Bristol Benjamin Meaker Distinguished Visiting Professor

Richard T.W. ArthurThe Methodology of Natural Philosophy: From Leibniz to Modern Philosophy of Physics

4 September - 13 October 2023

Biography

Richard Arthur is an Emeritus Professor of Philosophy at McMaster University in Ontario. His research interests are in early modern natural philosophy and mathematics, and the foundations of physics, with special attention to the theory of time and the infinite. With a BA in physics from the University of Oxford, and an MA and PhD from McGill University and the University of Western Ontario, he has taught philosophy in Canada, Nigeria, the United States, and Italy, and has also taught applied mathematics in Canada, and has s published scores of articles and seven books on Leibniz, Newton, Descartes and their contemporaries. A particular research interest has been the natural philosophy and mathematics of the polymath Gottfried Leibniz, on whom he has written a general overview of his thought, Leibniz (Polity Press, 2014), Monads Composition and Force (Oxford UP, 2018), and most recently Leibniz on Time, Space, and Relativity (OUP 2021).

He has also written extensively on the philosophy of time, including The Reality of Time Flow (Springer 2019), in which he gives a thorough exposition and evisceration of views denying the reality of becoming, treating arguments given by philosophers and physicists alike from antiquity through to the context of quantum gravity.
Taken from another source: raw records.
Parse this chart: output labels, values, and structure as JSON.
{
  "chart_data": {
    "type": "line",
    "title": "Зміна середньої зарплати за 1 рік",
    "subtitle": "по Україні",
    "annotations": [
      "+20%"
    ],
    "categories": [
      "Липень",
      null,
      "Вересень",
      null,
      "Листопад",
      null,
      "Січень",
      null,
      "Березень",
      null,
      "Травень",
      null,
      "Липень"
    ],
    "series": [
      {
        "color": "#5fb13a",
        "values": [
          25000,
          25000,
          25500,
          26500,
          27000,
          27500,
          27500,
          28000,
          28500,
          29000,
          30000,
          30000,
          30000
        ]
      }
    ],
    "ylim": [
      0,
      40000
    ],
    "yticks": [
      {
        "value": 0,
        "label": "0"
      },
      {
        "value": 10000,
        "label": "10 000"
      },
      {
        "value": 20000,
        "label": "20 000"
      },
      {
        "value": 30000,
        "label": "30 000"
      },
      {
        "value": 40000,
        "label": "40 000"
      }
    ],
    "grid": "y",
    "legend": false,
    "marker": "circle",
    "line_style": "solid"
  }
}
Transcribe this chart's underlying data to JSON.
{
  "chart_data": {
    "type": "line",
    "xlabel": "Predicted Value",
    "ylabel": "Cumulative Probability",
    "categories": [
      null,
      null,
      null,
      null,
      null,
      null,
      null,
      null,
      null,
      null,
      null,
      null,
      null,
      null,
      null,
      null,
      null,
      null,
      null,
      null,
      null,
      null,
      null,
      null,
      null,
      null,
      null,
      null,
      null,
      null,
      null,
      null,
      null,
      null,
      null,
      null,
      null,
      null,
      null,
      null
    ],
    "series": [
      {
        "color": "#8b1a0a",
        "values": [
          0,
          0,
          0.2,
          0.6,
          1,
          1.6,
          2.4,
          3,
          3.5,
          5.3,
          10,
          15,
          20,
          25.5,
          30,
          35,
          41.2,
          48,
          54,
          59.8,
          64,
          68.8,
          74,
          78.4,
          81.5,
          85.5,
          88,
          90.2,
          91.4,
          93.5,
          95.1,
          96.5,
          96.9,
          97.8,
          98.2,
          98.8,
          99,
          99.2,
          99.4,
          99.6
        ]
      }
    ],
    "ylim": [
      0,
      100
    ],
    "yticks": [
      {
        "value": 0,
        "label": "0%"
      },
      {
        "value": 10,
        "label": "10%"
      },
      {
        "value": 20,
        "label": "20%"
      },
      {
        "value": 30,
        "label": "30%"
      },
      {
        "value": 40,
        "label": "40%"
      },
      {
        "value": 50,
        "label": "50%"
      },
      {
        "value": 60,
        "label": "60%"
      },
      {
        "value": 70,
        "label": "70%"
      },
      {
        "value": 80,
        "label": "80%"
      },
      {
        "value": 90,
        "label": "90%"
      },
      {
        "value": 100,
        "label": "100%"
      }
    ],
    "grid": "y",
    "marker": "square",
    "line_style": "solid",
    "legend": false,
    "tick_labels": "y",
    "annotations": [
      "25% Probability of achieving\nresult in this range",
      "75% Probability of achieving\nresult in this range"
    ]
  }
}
He is currently in the process of finishing four co-authored books, one a thorough treatment of the foundations Leibniz provided for his calculus (with David Rabouin), another translating from Latin previously unknown writings by him on the infinite (with Osvaldo Ottaviani), the third an edition and translation of a selection of Leibniz’s scientific journal articles, and the fourth a study of the impact of Leibniz’s thought on Bertrand Russell (with Nicholas Griffin).

Research Summary

The overarching research theme of this project is the methodology of natural philosophy as found in the work of Leibniz and in modern philosophy of physics. Gottfried Leibniz was Newton’s contemporary, and main rival. He made monumental contributions to both to what was then called natural philosophy, and what is now broadly speaking understood to be physics, and to metaphysics. These contributions are deeply linked and his methodology with regard to how they are connected is of particular interest. One part of this project will involve research and scholarship relating to Leibniz’s methodology as regards in particular to the relation between his natural philosophy and his metaphysics. Relationalism about time, temporal relationism, has been defended in the context of modern physics by various important contemporary figures, including Carlo Rovelli and Julian Barbour. It is the very idea that time is in some sense nothing more than the succession of changes of things. It is not something else independent of such changes. A further part of this project will involve work on time in classical and quantum theories of gravity towards comprehensive analysis of the different aspects of temporal relationism, with a particular emphasis on the interdisciplinary methodology relevant to the intersection of such metaphysical views of time and modern fully mathematicised physical theories. The third and final part of this project will focus on more general methodological lessons that can be drawn from the comparative study of early modern and modern periods. In particular, how best should we understand the relationships between natural philosophy, metaphysics, and mathematics in the early modern period, and between philosophy of physics, metaphysics, mathematics, and physics, in the modern period.  

Professor Arthur is hosted by Dr Karim Thébault, Philosophy Department.